J’ai oublié parce que maman ne m’a pas crue.
Une jeune femme vient me voir en consultation. Elle a une profonde tristesse en elle mais selon elle, elle n’a rien vécu qui justifie une telle souffrance. Au fur et à mesure des séances, elle prend conscience que petite, un homme lui a fait du mal ; fait qu’elle avait totalement enfoui. Quand la conscience de cet événement remonte, elle raconte :
- « Je l’ai dit à maman mais elle ne m’a pas crue ».

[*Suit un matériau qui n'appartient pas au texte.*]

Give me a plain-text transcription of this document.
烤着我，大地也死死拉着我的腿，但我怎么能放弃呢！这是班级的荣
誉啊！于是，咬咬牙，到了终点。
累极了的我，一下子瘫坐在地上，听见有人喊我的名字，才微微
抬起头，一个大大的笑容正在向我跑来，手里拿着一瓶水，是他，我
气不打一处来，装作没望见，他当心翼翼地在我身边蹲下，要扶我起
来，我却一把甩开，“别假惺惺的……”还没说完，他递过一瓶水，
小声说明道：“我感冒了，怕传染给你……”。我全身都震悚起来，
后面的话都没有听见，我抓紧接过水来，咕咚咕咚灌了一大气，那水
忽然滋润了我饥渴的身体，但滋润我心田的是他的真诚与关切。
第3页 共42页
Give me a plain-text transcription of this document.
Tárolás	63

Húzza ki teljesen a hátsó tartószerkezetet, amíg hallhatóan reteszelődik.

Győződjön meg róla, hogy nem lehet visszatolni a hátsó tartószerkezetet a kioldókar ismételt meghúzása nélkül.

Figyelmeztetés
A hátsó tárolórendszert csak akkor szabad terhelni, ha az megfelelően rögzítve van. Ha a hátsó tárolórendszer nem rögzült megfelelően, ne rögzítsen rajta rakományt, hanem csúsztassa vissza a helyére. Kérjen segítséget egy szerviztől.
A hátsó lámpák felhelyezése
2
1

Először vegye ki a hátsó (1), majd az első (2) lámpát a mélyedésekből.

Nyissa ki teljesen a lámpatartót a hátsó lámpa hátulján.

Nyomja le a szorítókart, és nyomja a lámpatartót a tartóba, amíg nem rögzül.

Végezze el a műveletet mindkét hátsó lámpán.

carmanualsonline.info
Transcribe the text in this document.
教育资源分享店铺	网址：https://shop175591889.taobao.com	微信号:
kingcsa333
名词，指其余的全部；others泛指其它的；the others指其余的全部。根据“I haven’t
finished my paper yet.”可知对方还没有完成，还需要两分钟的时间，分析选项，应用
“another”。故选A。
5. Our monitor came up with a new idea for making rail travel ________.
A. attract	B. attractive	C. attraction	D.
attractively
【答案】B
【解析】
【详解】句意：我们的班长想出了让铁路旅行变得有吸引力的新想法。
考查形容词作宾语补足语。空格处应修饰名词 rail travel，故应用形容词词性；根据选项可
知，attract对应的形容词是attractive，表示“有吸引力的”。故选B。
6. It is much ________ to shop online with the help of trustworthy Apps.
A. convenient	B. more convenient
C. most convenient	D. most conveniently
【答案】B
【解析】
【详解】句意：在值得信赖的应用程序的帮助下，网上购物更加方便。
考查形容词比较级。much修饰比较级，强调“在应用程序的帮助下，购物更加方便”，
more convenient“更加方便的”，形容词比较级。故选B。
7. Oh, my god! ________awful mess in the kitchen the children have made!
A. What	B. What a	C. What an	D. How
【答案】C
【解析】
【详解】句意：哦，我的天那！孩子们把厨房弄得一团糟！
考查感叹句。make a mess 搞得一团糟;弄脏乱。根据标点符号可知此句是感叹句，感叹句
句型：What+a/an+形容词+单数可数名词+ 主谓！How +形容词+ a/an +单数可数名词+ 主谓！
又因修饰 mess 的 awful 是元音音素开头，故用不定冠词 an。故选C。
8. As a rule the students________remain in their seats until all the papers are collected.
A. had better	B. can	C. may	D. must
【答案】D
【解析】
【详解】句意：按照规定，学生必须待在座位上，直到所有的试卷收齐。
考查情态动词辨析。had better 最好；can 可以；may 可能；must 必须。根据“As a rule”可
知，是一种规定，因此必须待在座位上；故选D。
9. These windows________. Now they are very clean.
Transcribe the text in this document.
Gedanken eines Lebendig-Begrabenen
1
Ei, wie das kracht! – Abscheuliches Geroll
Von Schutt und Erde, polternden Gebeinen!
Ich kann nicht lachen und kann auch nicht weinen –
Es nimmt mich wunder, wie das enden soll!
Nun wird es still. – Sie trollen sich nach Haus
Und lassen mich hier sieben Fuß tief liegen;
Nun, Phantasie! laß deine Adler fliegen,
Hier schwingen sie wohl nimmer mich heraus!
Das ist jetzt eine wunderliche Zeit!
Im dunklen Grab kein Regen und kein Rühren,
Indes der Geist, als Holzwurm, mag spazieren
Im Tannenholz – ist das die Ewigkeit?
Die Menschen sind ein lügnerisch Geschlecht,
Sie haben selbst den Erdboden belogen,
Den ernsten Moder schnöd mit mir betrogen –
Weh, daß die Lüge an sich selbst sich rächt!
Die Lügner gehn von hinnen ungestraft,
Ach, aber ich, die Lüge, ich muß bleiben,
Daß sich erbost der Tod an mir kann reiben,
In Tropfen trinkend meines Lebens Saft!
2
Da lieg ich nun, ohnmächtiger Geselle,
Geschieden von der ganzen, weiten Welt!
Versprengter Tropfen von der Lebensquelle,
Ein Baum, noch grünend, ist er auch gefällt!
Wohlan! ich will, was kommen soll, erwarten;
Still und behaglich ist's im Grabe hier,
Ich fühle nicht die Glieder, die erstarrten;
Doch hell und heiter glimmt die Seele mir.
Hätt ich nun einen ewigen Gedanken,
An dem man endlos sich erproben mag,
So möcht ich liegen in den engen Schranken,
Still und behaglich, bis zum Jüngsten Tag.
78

En formulant cette phrase, elle est totalement submergée par l’émotion. Elle continue :
- « C’est pour ça que j’ai oublié : comme elle ne m’a pas crue, j’ai pensé que j’avais menti et je me suis dit que ça ne s’était pas passé et j’ai oublié. »
Il arrive très fréquemment que les enfants occultent, oublient les événements malveillants dont ils sont victimes : pour ne pas trop souffrir, pour pouvoir continuer à vivre, pour avancer malgré tout. S’ils le gardaient à la conscience ce serait trop de souffrance pour leur cerveau, trop d’incompréhension, trop d’insécurité pour leur condition d’enfant. Mais souvent ils oublient parce qu’ils ne peuvent pas le dire et que rester seul avec ça serait insoutenable. Souvent ils ne peuvent pas le dire parce qu’ils sentent que personne ne pourra les entendre ou les croire. Premièrement parce que personne ne souhaite apprendre que l’on a fait du mal à son enfant. C’est horrible en soi de l’admettre, de croire ce que l’enfant dit. Deuxièmement il ne faut pas oublier que, dans plus de 80% des cas, les violences sur les enfants sont commises par un membre de l’entourage. Selon une enquête menée par l’association « Mémoire Traumatique et Victimologie », dans 94% des cas, les violences sexuelles sur mineur sont commises par un proche. Le problème est que personne ne souhaite entendre que quelqu’un de proche est capable du pire sur les enfants malgré une apparente gentillesse. Cela n’aide pas les enfants à être crus.
Je profite de cette PsyStory pour vous rappeler que quand les enfants parlent des actes malveillants qu’ils subissent, souvent ils ne disent pas « tata est une pédophile » ou « ce monsieur m’a violé(e) ». Leurs phrases (surtout pour les petits) se rapprochent plus souvent de « il m’a fait mal », « il n’est pas gentil », « elle m’a puni(e) » ou « je ne veux pas rester avec eux ». Donc écoutez vos enfants, posez-leur des questions si vous avez un doute, demandez-leur des précisions, prenez-les au sérieux, et surtout soyez prêt à entendre que même le plus sympa de vos proches est peut-être capable du pire.